Keywords

1 Introduction

Sockpuppets are, “fake identities through which members of the Internet community praise or create the illusion of support for the product of one’s work, pretending to be a different person,” [1]. Although they are not always used to show support, these identities can have profound effects on the information observed and measured in social media, creating the illusion that many more people share or disagree with a viewpoint than actually do. Researchers have previously used authorship attribution methods to try to detect sockpuppet accounts. These methods, including n-gram, grammatical tag, and compression modeling techniques, attempt to identify sockpuppets based on the features of the texts they produce in order to correctly account for their presence in social media analysis.

This preliminary study investigates the sockpuppetry phenomenon, using character n-gram methods to illustrate that a quantitative difference can be observed when comparing genuine authors and suspected sockpuppet accounts. Section 2 contains a brief review of sockpuppetry as a form of persuasion and character n-grams as a method for sockpuppet detection. Section 3 details the methods and dataset we created for this study, and Sect. 4 summarizes our findings. Finally, Sect. 5 offers some suggestions for this research going forward.

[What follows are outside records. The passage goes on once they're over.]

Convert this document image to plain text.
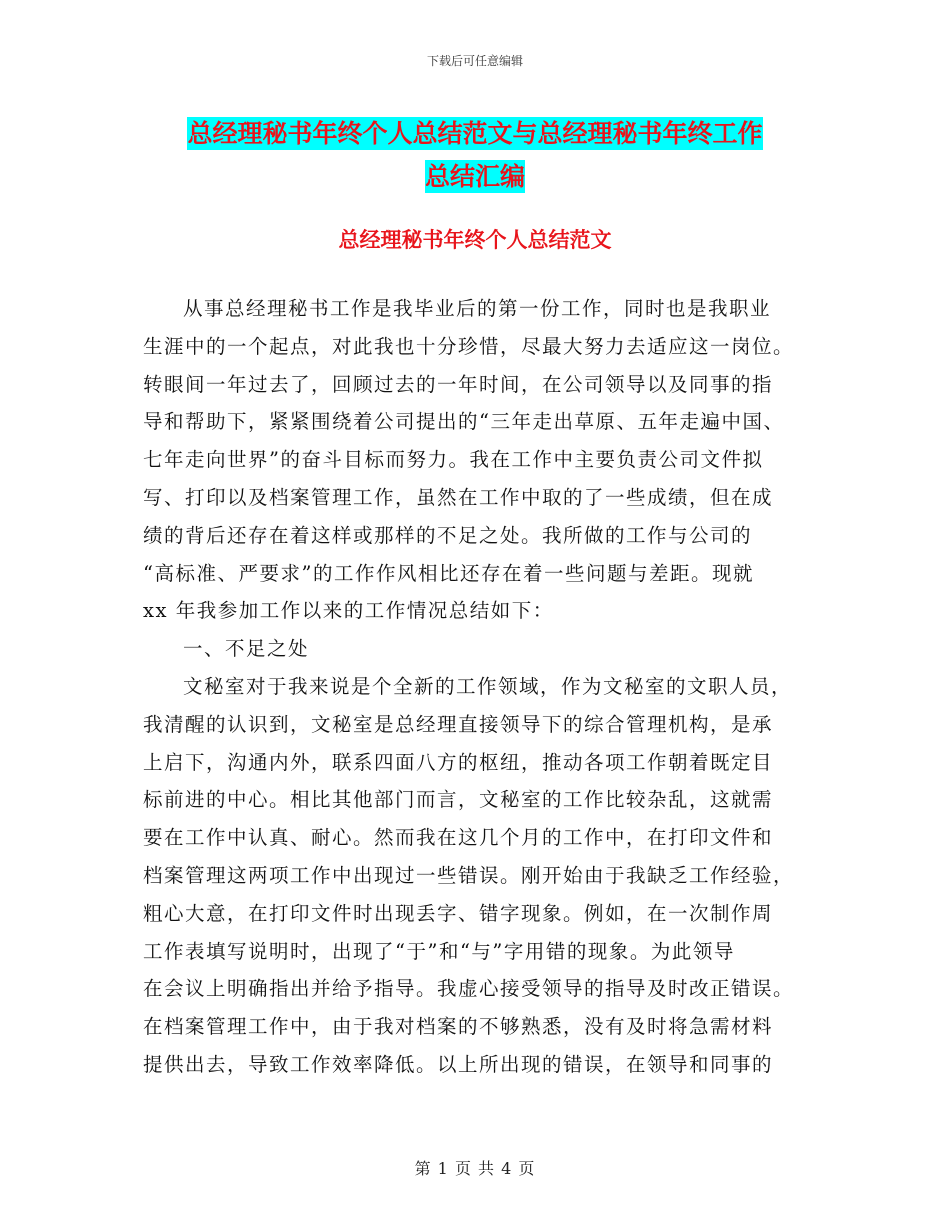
下载后可任意编辑
总经理秘书年终个人总结范文与总经理秘书年终工作
总结汇编
总经理秘书年终个人总结范文
从事总经理秘书工作是我毕业后的第一份工作，同时也是我职业
生涯中的一个起点，对此我也十分珍惜，尽最大努力去适应这一岗位。
转眼间一年过去了，回顾过去的一年时间，在公司领导以及同事的指
导和帮助下，紧紧围绕着公司提出的“三年走出草原、五年走遍中国、
七年走向世界”的奋斗目标而努力。我在工作中主要负责公司文件拟
写、打印以及档案管理工作，虽然在工作中取的了一些成绩，但在成
绩的背后还存在着这样或那样的不足之处。我所做的工作与公司的
“高标准、严要求”的工作作风相比还存在着一些问题与差距。现就
xx 年我参加工作以来的工作情况总结如下：
一、不足之处
文秘室对于我来说是个全新的工作领域，作为文秘室的文职人员，
我清醒的认识到，文秘室是总经理直接领导下的综合管理机构，是承
上启下，沟通内外，联系四面八方的枢纽，推动各项工作朝着既定目
标前进的中心。相比其他部门而言，文秘室的工作比较杂乱，这就需
要在工作中认真、耐心。然而我在这几个月的工作中，在打印文件和
档案管理这两项工作中出现过一些错误。刚开始由于我缺乏工作经验，
粗心大意，在打印文件时出现丢字、错字现象。例如，在一次制作周
工作表填写说明时，出现了“于”和“与”字用错的现象。为此领导
在会议上明确指出并给予指导。我虚心接受领导的指导及时改正错误。
在档案管理工作中，由于我对档案的不够熟悉，没有及时将急需材料
提供出去，导致工作效率降低。以上所出现的错误，在领导和同事的
第 1 页 共 4 页
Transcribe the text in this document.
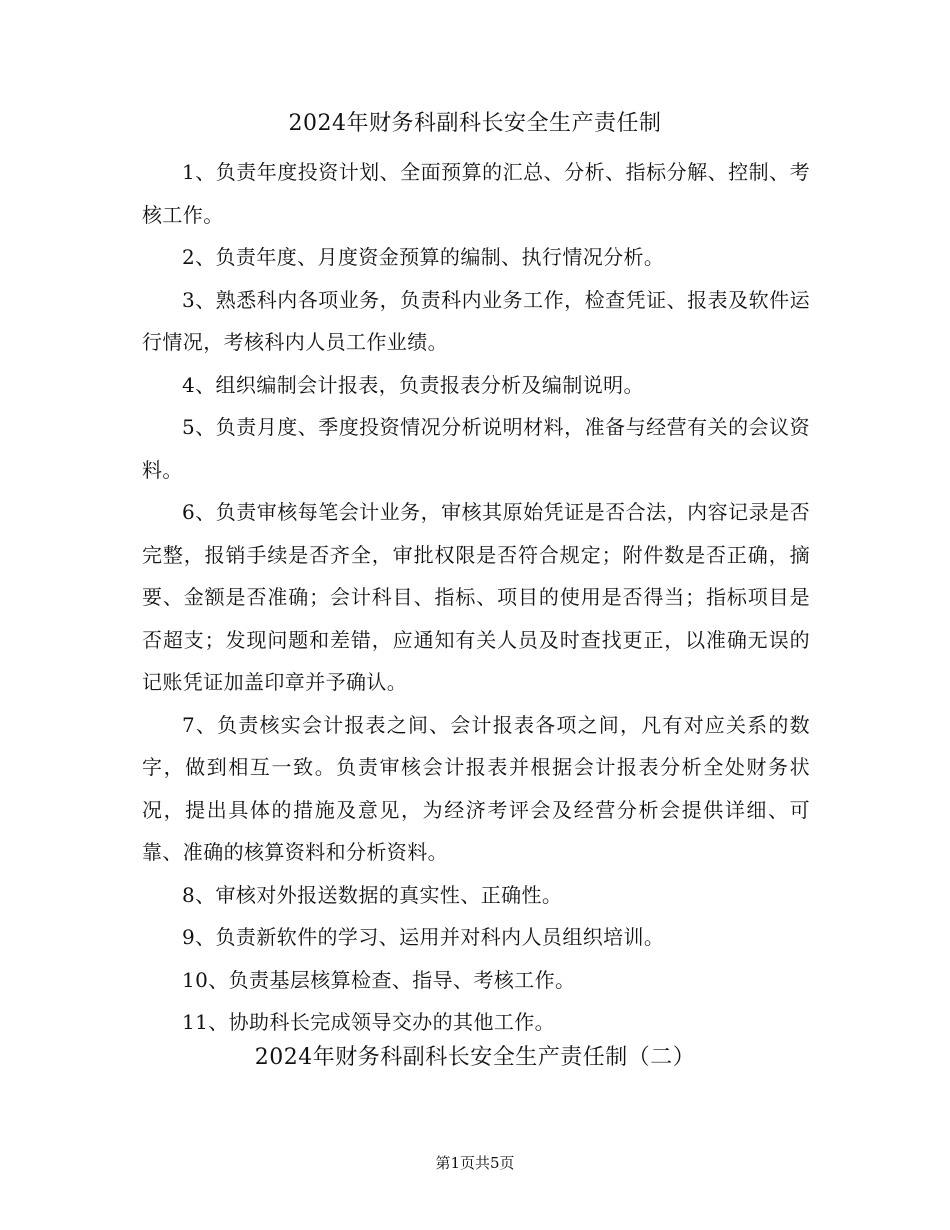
2024年财务科副科长安全生产责任制

1、负责年度投资计划、全面预算的汇总、分析、指标分解、控制、考核工作。

2、负责年度、月度资金预算的编制、执行情况分析。

3、熟悉科内各项业务，负责科内业务工作，检查凭证、报表及软件运行情况，考核科内人员工作业绩。

4、组织编制会计报表，负责报表分析及编制说明。

5、负责月度、季度投资情况分析说明材料，准备与经营有关的会议资料。

6、负责审核每笔会计业务，审核其原始凭证是否合法，内容记录是否完整，报销手续是否齐全，审批权限是否符合规定；附件数是否正确，摘要、金额是否准确；会计科目、指标、项目的使用是否得当；指标项目是否超支；发现问题和差错，应通知有关人员及时查找更正，以准确无误的记账凭证加盖印章并予确认。

7、负责核实会计报表之间、会计报表各项之间，凡有对应关系的数字，做到相互一致。负责审核会计报表并根据会计报表分析全处财务状况，提出具体的措施及意见，为经济考评会及经营分析会提供详细、可靠、准确的核算资料和分析资料。

8、审核对外报送数据的真实性、正确性。

9、负责新软件的学习、运用并对科内人员组织培训。

10、负责基层核算检查、指导、考核工作。

11、协助科长完成领导交办的其他工作。

2024年财务科副科长安全生产责任制（二）
第1页共5页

2 Sockpuppetry as Persuasion

In psychological theory, persuasion can act either via effortful thinking or via a “peripheral” route, where the persuader and the person persuaded rely on simple, low-effort strategies and heuristics [10, 11]. These heuristics can include repetition of the same argument, source attractiveness (for example, perceived expertise of the source or trust in the source), and emotional manipulation, which may or may not be relevant to the topic being argued. Even before an explicit persuasive appeal is made, the proponent can set the stage by using the pre-persuasion techniques of biased language, framing, and creating or applying norms [12]. The use of sockpuppets draws on pre-persuasion techniques of establishing an anchor for social comparison and presenting a norm. These accounts also rely on repetition, a peripheral persuasion technique, to create the false perception of different sources saying and believing the same thing.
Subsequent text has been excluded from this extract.